Mengesampingkan kesejahteraan. Ini ciri khas yang juga mengesampingkan kondisi rakyat secara keseluruhan. Karena hubungan penguasa dan rakyat hanya sebatas hubungan kepentingan sesaat.
//Sistem Islam Menjamin ‘Riayatus suunil ummat’//
Pengelolaan sumber daya alam, di dalam sistem Islam, dipergunakan untuk kemakmuran rakyat. Pengelolaan dilakukan oleh negara dan hasilnya disalurkan untuk kebutuhan rakyat. Sekolah, kesehatan, serta kebutuhan pokok lainnya, termasuk subsidi BBM, listrik dll.
Sedang pendapatan negara, berasal dari sumber-sumber yang telah ditentukan dari kepemilikan umum dan kepemilikan negara seperti kharaj, fai’i dan zakat. Apa yang dihasilkan darinya dan pendistribusiannya pada berbagai kemaslahatan negara dan semata untuk ri’ayah asy-syu’un masyarakat.
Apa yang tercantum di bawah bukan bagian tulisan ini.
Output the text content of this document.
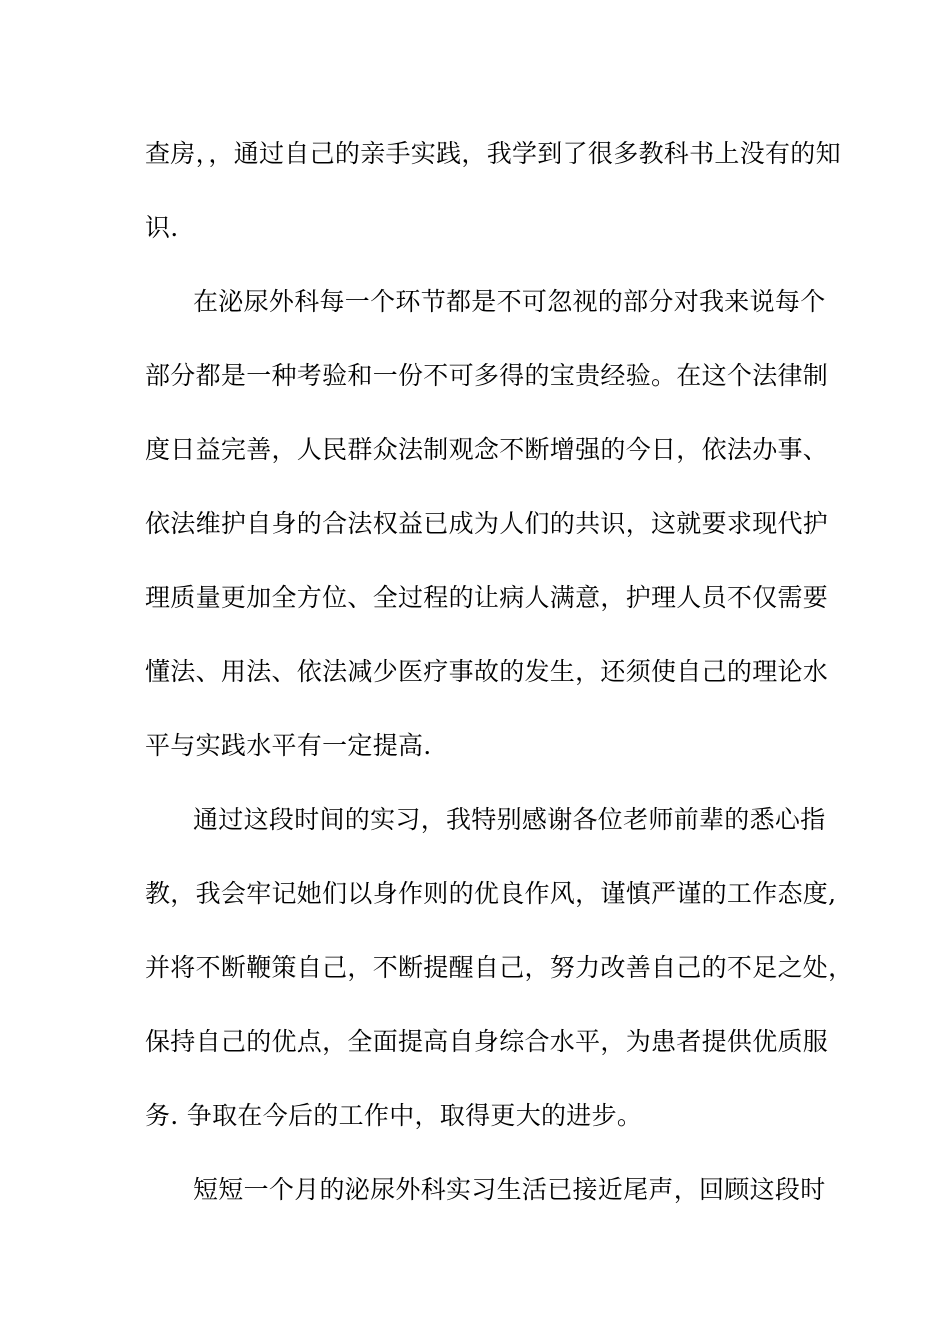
查房，，通过自己的亲手实践，我学到了很多教科书上没有的知
识.
在泌尿外科每一个环节都是不可忽视的部分对我来说每个
部分都是一种考验和一份不可多得的宝贵经验。在这个法律制
度日益完善，人民群众法制观念不断增强的今日，依法办事、
依法维护自身的合法权益已成为人们的共识，这就要求现代护
理质量更加全方位、全过程的让病人满意，护理人员不仅需要
懂法、用法、依法减少医疗事故的发生，还须使自己的理论水
平与实践水平有一定提高.
通过这段时间的实习，我特别感谢各位老师前辈的悉心指
教，我会牢记她们以身作则的优良作风，谨慎严谨的工作态度,
并将不断鞭策自己，不断提醒自己，努力改善自己的不足之处，
保持自己的优点，全面提高自身综合水平，为患者提供优质服
务. 争取在今后的工作中，取得更大的进步。
短短一个月的泌尿外科实习生活已接近尾声，回顾这段时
Dalam sistem Islam, Khalifah sebagai pemimpin yang diserahi wewenang untuk mengurus kemaslahatan rakyat, akan dimintai pertanggungjawaban oleh Allah SWT kelak pada Hari Kiamat, apakah mereka telah mengurus mereka dengan baik atau tidak.
Mengurusi kemaslahatan rakyat yang menjadi amanah seorang pemimpin tentu harus sesuai dengan tuntunanu Allah SWT dan Rasul-Nya (syariah Islam). Karena itu selalu merujuk pada syariah Islam dalam mengurus semua urusan rakyat adalah wajib.
Ibnu al-Mubarok meriwayatkan dari Abi Syureih bahwa Rasulullah SAW bersabda, “Di antara amalan yang paling dicintai Allah adalah memasukkan kegembiraan pada hati Muslim, melapangkan kesedihannya, membayar utangnya, atau memberi makan untuk menghilangkan rasa laparnya.” (Syu’abul Iman lil Baihaqi).
Sebaik-baik manusia adalah yang paling berjasa kepada orang lain. Uwais al-Qarni berkata, “Dalam perjalananku pernah melewati seorang pendeta, lalu aku bertanya, ‘Apakah derajat pertama yang harus dilewati seorang murid (pencari jalan tazkiyatunnafs)?’ Dia menjawab, ‘Mengembalikan semua hak orang dan meringankan punggung dari beban karena amalan seorang hamba tidak akan naik saat masih banyak hal-hal yang membebani dan menyusahkan orang lain. Tugas utama penguasa sebagai pelayan rakyat terfokus dalam dua hal, yaitu hirosatuddin dan siyasatuddunya (melindungi agama mereka dan mengatur urusan dunia.’” (Al-Ahkam as-Sulthoniyah, juz I, hlm 3).
Inilah gambaran tanggungjawab seseorang yang diberikan amanat kepemimpinan terhadap umat. Jadi, murni kepemimpinan dijalankan untuk kemakmuran rakyatnya.